Александр Сумароков
Истинная Трагедия человека, облаченного в багровые хитоны власти — не понимать всю суть содеянного, упиваться этим горьким медом своего величия до прогорклой приторности, отравляя миазмами собственного нескончаемого безумия мир вокруг — покоренный и уничтоженный, своей наносной паскудной эгоистичностью стирая в самом себе следы человечности. А что остаётся потом?! Выжженная земля, горы трупов и разум, что блуждает в тёмных лабиринтах, тщетно пытаясь постичь утраченный смысл бытия, что стало отныне таким ничтожным. Что стало небытием, померкшим под палящим солнцем хаоса. Все было брошено на алтарь достижения тщеславных целей своих, во имя свершения которых было забыто прежнее своё Я, искупление неизбежно, но перед ним будет искушение ещё большими пороками. Раскаяние за слепоту и неиссякаемую жажду владения всем миром придёт не сразу, но будет поздно пытаться оправдаться, объясниться, обелиться…

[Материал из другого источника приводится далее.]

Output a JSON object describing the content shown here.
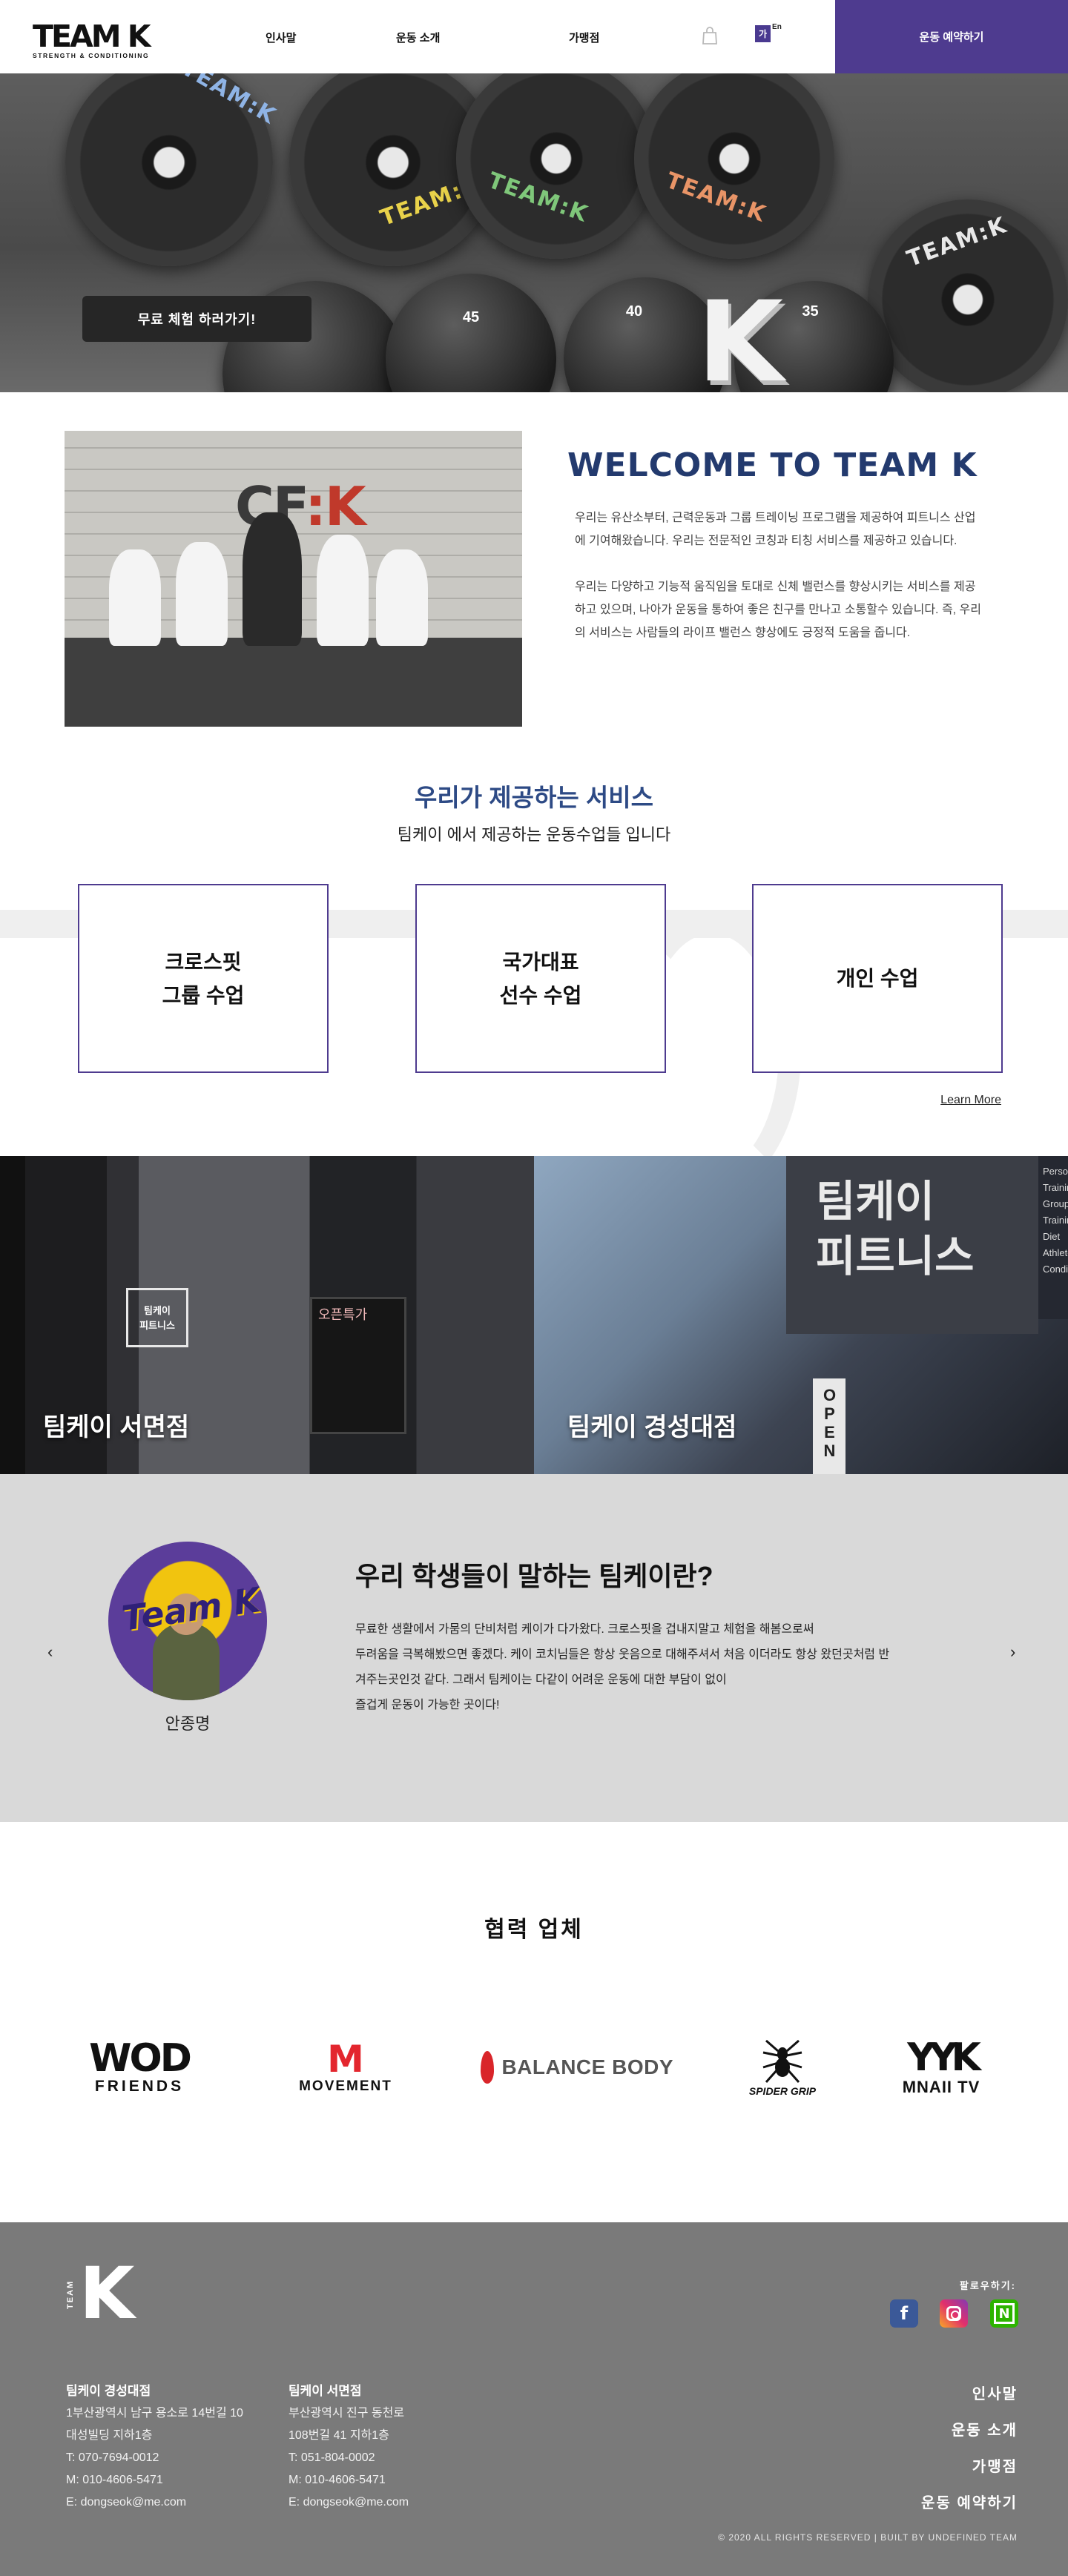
{
  "header": {
    "logo_mark": "TEAM K",
    "logo_tagline": "STRENGTH & CONDITIONING",
    "nav": [
      "인사말",
      "운동 소개",
      "가맹점"
    ],
    "lang_ko": "가",
    "lang_en": "En",
    "reserve_label": "운동 예약하기"
  },
  "hero": {
    "trial_label": "무료 체험 하러가기!",
    "plate_labels": [
      "TEAM:K",
      "TEAM:K",
      "TEAM:K",
      "TEAM:K",
      "TEAM:K"
    ],
    "ball_labels": [
      "45",
      "40",
      "35"
    ],
    "k_letter": "K"
  },
  "welcome": {
    "title": "WELCOME TO TEAM K",
    "para1": "우리는 유산소부터, 근력운동과 그룹 트레이닝 프로그램을 제공하여 피트니스 산업에 기여해왔습니다. 우리는 전문적인 코칭과 티칭 서비스를 제공하고 있습니다.",
    "para2": "우리는 다양하고 기능적 움직임을 토대로 신체 밸런스를 향상시키는 서비스를 제공하고 있으며, 나아가 운동을 통하여 좋은 친구를 만나고 소통할수 있습니다. 즉, 우리의 서비스는 사람들의 라이프 밸런스 향상에도 긍정적 도움을 줍니다.",
    "photo_sign_a": "CF",
    "photo_sign_b": ":K"
  },
  "services": {
    "title": "우리가 제공하는 서비스",
    "subtitle": "팀케이 에서 제공하는 운동수업들 입니다",
    "cards": [
      "크로스핏\n그룹 수업",
      "국가대표\n선수 수업",
      "개인 수업"
    ],
    "learn_more": "Learn More"
  },
  "branches": {
    "items": [
      {
        "label": "팀케이 서면점",
        "sign": "팀케이\n피트니스"
      },
      {
        "label": "팀케이 경성대점",
        "sign": "팀케이\n피트니스"
      }
    ],
    "chalk_title": "오픈특가",
    "side_sign": [
      "Personal",
      "Training",
      "Group",
      "Training",
      "Diet",
      "Athlete",
      "Conditioning"
    ],
    "open_sign": "OPEN"
  },
  "testimonial": {
    "prev": "‹",
    "next": "›",
    "avatar_text": "Team K",
    "name": "안종명",
    "title": "우리 학생들이 말하는 팀케이란?",
    "lines": [
      "무료한 생활에서 가뭄의 단비처럼 케이가 다가왔다. 크로스핏을 겁내지말고 체험을 해봄으로써",
      "두려움을 극복해봤으면 좋겠다. 케이 코치님들은 항상 웃음으로 대해주셔서 처음 이더라도 항상 왔던곳처럼 반",
      "겨주는곳인것 같다. 그래서 팀케이는 다같이 어려운 운동에 대한 부담이 없이",
      "즐겁게 운동이 가능한 곳이다!"
    ]
  },
  "partners": {
    "title": "협력 업체",
    "wod_big": "WOD",
    "wod_small": "FRIENDS",
    "movement_mark": "M",
    "movement_word": "MOVEMENT",
    "balance_word": "BALANCE BODY",
    "spider_icon": "spider-icon",
    "spider_word": "SPIDER GRIP",
    "mnaiitv_mark": "YYK",
    "mnaiitv_word": "MNAII TV"
  },
  "footer": {
    "logo_team": "TEAM",
    "logo_k": "K",
    "follow": "팔로우하기:",
    "facebook": "f",
    "naver": "N",
    "branch1": {
      "name": "팀케이 경성대점",
      "addr1": "1부산광역시 남구 용소로 14번길 10",
      "addr2": "대성빌딩 지하1층",
      "tel": "T: 070-7694-0012",
      "mobile": "M: 010-4606-5471",
      "email": "E: dongseok@me.com"
    },
    "branch2": {
      "name": "팀케이 서면점",
      "addr1": "부산광역시 진구 동천로",
      "addr2": "108번길 41 지하1층",
      "tel": "T: 051-804-0002",
      "mobile": "M: 010-4606-5471",
      "email": "E: dongseok@me.com"
    },
    "nav": [
      "인사말",
      "운동 소개",
      "가맹점",
      "운동 예약하기"
    ],
    "copyright": "© 2020 ALL RIGHTS RESERVED | BUILT BY UNDEFINED TEAM"
  },
  "colors": {
    "accent_purple": "#4e3b8f",
    "title_navy": "#233a6e",
    "service_blue": "#2d4a85",
    "footer_gray": "#7a7a7a",
    "testimonial_gray": "#d9d9d9"
  }
}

Второй полнометражный фильм австралийского режиссёра Джастина Курзеля, интерпретация одной из знаковых трагедий Уильяма Шекспира «Макбет», в которой мощно суммировались взгляды ведущего британского драматурга на проблематику власти и человечности, сперва обращает на себя внимание не столько некоторой корректировкой авторского замысла в угоду тотальной недосказанности, абсолютной кинематографической условности и ускользающей театральности, сколь тем, как этот пресловутый замысел переведён на киноязыковой авторский вокабуляр, обладающий некоторой парадоксальностью. Богатство красок, гнетущий реализм порой смазывается искрящейся поэтичностью кинослога, шекспировский текст вступает в свои права далеко не сразу, ему предшествует упоительно утомительная сцена боя, для которой течение времени по Курзелю замедленно в разы. Такой же сон уходящей жизни был зафиксирован режиссёром в его криминально-бытовом хорроре «Снежный город», где настоящий масштаб человеческого трагедийного бытия так и не был осознан, хотя и выстрадано было спасение от ещё больших чудовищных мук.
И лишь после этой экспозиции на авансцену вступает Шекспир и его герои, а не их траурные маски, повенчанные со смертью. Собственно, авторская трактовка Курзеля сосредоточенно полифоническая; если Куросава в своём «Троне в крови» уделил большую часть внимания леди Макбет, а великий мизантроп Полански снял фильм не столько о гибельной сущности власти, сколь о том, как человек — не суть важно венценосный ли он или чернь неподдельная — сам идёт на эшафот собственный, то Курзеля одинаково интересуют мотивы поступков что леди Макбет, которая в картине намного очеловечена, что её мужа, представленного как безумный, но таки слабак. В боях он силён, но в играх подковерных он лишь тень своей жены, которая жаждет отыграть и отыграться, не замечая что уже ей играет фатум. Но что она?! Тщась выстроить своё бытие так, как она задумала, героиня Котийяр забывает о главном: всесильность человека мифична. И будто надеясь на преодоление неизбежного рока, она его лишь приближает сильнее. То, что предначертано — не изменить. При этом Курзель, немного изменив мотивы героев, становится не меньшим вершителем судеб и решателем конфликтов, чем Шекспир. И это единение философии мысли драматурга и режиссёра в конце концов приводит к той закономерности человеческого существования, что подчинено вечному нашему бегству из ада обратно в ад, круг восьмой.